In 1760 Beccaria extended his family by proposing to Teresa Blasco. Teresa was just 16 years old, and her father strongly objected to the engagement. A year later, the couple eloped. In 1762 they welcomed a baby girl, the first of the couple’s three children.
Also among those people that Beccaria held particularly dear were his friends Pietro and Alessandro Verri. In collaboration with the Verri brothers, Beccaria formed an intellectual/literary society called "the academy of fists." In line with the principles of the Enlightenment, the society was dedicated to "waging relentless war against economic disorder, bureaucratic tyranny, religious narrow-mindedness, and intellectual pedantry." Its main goal was to promote economic, political and administrative reform.
To this effect, academy members encouraged Beccaria to read French and British writings on the Enlightenment, and to take a stab at writing himself. To fulfill his friends’ assignment, Beccaria composed his first published essay, "On Remedies for the Monetary Disorders of Milan in the Year 1762."
Also spurred by his involvement in the "academy of fists" was Beccaria’s most famous and influential essay, "On Crimes and Punishments," published in 1764. "On Crimes and Punishments" is a thorough treatise exploring the topic of criminal justice.
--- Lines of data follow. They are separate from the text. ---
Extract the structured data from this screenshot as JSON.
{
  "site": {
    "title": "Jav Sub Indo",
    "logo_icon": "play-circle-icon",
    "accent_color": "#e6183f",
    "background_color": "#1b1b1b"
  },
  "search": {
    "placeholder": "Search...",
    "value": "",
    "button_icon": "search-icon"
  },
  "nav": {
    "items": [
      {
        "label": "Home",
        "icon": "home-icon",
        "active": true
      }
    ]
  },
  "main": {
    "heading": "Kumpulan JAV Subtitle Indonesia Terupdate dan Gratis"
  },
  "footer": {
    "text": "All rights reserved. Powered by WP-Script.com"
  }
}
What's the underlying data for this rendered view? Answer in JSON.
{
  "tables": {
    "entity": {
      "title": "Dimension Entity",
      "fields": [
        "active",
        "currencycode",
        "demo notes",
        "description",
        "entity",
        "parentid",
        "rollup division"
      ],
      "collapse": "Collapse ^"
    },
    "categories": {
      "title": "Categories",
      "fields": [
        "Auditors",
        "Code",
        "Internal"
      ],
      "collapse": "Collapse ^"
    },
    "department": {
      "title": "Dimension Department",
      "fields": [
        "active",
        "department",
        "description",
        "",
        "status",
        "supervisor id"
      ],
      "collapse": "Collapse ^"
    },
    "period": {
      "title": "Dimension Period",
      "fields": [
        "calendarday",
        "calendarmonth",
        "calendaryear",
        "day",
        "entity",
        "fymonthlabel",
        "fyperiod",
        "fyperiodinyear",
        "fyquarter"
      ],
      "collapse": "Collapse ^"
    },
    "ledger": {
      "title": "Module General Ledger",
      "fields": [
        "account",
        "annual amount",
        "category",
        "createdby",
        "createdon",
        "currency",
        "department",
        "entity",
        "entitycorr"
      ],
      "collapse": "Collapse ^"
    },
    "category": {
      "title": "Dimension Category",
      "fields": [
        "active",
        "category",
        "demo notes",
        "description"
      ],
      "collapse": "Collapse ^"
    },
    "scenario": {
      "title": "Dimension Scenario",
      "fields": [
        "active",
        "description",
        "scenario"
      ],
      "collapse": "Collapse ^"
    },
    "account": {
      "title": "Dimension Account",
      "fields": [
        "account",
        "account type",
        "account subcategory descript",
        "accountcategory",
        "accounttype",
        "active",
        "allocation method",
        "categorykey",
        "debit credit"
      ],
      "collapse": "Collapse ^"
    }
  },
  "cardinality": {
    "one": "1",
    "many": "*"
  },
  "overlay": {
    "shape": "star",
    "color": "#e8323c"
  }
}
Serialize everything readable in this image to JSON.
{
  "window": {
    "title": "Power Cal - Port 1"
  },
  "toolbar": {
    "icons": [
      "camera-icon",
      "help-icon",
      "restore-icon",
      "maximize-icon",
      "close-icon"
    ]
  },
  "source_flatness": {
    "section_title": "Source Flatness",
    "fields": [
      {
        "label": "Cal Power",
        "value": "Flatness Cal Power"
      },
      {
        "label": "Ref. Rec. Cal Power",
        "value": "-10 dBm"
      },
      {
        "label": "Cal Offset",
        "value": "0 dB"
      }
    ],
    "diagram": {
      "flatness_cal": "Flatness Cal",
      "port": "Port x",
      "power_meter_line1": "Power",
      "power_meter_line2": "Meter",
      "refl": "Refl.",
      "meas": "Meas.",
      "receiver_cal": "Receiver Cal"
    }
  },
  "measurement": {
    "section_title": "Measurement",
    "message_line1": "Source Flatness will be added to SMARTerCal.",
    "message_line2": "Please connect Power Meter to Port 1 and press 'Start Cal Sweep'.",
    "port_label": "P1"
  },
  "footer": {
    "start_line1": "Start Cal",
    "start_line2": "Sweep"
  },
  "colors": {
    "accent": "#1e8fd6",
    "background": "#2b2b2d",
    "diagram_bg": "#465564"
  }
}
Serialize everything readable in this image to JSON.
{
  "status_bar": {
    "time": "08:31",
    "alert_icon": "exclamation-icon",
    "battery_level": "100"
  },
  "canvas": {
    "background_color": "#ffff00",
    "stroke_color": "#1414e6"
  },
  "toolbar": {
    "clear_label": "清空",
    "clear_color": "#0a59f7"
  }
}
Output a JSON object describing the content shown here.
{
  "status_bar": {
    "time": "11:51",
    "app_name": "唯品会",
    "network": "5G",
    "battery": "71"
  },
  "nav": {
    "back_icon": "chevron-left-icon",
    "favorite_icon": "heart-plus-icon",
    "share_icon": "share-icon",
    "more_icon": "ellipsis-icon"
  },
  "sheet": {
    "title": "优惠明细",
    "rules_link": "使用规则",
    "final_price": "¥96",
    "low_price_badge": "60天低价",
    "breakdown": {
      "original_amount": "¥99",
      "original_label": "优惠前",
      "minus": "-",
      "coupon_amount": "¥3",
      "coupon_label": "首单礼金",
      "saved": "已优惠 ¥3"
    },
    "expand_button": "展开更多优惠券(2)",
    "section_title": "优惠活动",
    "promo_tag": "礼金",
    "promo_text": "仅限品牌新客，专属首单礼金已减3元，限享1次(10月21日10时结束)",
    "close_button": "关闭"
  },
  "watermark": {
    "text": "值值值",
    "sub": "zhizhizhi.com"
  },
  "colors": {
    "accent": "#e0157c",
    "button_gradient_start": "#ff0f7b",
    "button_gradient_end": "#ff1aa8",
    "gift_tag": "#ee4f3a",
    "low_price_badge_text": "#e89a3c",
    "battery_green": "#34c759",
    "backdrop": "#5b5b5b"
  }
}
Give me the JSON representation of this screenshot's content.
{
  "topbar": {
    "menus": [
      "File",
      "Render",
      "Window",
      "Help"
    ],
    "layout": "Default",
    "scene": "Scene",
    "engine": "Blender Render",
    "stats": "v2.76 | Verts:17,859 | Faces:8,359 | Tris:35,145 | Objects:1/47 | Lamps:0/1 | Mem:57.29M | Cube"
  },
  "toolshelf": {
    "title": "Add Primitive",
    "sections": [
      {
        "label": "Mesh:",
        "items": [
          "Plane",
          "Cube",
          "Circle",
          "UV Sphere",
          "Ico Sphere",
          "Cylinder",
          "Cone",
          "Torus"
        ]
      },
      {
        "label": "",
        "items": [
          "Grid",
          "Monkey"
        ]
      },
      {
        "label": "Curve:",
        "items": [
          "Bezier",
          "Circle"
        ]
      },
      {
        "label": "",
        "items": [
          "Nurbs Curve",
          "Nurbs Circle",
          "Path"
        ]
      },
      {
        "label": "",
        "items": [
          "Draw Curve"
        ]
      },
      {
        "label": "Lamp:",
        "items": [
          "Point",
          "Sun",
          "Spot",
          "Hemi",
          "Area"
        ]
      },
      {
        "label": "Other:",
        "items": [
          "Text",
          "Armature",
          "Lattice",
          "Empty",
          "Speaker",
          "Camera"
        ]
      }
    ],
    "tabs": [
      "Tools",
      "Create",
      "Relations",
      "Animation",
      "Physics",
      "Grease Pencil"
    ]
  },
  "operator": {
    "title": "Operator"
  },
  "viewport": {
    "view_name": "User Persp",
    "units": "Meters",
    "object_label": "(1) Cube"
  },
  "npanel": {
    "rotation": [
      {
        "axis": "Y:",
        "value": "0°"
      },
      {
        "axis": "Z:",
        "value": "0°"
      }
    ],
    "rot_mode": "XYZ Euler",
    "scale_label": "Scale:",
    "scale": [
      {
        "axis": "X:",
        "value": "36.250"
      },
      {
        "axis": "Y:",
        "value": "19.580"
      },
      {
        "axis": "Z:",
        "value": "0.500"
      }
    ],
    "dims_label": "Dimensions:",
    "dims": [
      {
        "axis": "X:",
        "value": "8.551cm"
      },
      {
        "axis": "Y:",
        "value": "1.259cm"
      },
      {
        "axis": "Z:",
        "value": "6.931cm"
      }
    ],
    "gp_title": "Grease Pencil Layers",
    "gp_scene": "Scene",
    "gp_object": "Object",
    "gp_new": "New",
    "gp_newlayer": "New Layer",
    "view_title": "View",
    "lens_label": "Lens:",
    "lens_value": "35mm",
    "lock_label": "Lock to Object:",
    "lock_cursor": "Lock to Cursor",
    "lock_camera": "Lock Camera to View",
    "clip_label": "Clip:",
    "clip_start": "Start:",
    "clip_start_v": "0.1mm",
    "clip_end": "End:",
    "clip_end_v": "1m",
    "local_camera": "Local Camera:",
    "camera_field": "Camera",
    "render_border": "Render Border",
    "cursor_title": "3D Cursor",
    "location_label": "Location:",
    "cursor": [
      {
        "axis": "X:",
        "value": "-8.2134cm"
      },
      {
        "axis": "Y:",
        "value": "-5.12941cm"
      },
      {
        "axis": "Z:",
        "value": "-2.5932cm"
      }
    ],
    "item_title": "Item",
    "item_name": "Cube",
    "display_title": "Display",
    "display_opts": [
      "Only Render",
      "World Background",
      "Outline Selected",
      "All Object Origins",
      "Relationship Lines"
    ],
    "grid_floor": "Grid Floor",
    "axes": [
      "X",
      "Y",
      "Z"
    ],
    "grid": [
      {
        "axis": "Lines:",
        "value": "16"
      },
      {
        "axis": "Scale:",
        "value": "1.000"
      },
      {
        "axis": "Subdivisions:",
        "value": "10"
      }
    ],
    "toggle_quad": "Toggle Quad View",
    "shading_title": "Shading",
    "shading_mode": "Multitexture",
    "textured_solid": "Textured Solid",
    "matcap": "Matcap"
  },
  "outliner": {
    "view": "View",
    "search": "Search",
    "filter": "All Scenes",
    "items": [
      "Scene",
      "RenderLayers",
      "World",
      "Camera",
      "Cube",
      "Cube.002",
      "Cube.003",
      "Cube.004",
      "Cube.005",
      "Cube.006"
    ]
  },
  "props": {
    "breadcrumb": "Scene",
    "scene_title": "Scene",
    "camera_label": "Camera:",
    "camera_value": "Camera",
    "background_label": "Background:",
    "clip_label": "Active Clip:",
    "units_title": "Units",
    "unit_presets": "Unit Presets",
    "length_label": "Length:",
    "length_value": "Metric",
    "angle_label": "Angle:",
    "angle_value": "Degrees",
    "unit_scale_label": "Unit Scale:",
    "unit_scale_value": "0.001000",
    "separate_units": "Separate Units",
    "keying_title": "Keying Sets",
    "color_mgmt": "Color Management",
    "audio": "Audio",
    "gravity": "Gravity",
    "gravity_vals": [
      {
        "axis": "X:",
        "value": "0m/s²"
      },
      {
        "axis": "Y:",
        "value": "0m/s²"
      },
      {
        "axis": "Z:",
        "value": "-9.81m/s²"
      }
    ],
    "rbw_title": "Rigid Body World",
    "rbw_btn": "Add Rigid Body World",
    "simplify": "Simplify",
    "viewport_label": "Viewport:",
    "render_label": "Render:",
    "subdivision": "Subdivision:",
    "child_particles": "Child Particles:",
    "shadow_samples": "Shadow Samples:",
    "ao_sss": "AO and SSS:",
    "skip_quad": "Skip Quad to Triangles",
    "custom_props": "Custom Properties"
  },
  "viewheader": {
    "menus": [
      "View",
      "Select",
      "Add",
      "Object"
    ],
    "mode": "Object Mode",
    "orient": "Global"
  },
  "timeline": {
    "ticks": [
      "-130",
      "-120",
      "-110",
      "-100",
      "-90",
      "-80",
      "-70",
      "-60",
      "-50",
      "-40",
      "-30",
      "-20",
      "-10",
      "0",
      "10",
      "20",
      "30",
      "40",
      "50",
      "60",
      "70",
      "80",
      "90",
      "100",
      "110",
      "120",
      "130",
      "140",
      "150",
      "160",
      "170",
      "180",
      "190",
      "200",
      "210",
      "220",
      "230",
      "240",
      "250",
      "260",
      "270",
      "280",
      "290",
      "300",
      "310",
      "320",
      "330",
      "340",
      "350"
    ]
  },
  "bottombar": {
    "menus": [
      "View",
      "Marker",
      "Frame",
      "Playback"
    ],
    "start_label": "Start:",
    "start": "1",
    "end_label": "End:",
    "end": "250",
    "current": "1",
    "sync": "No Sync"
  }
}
Because Beccaria’s ideas were critical of the legal system in place at the time, and were therefore likely to stir controversy, he chose to publish the essay anonymously -- for fear of government backlash.
In actuality, the treatise was extremely well-received. Catherine the Great publicly endorsed it, while thousands of miles away in the United States, founding fathers Thomas Jefferson and John Adams quoted it.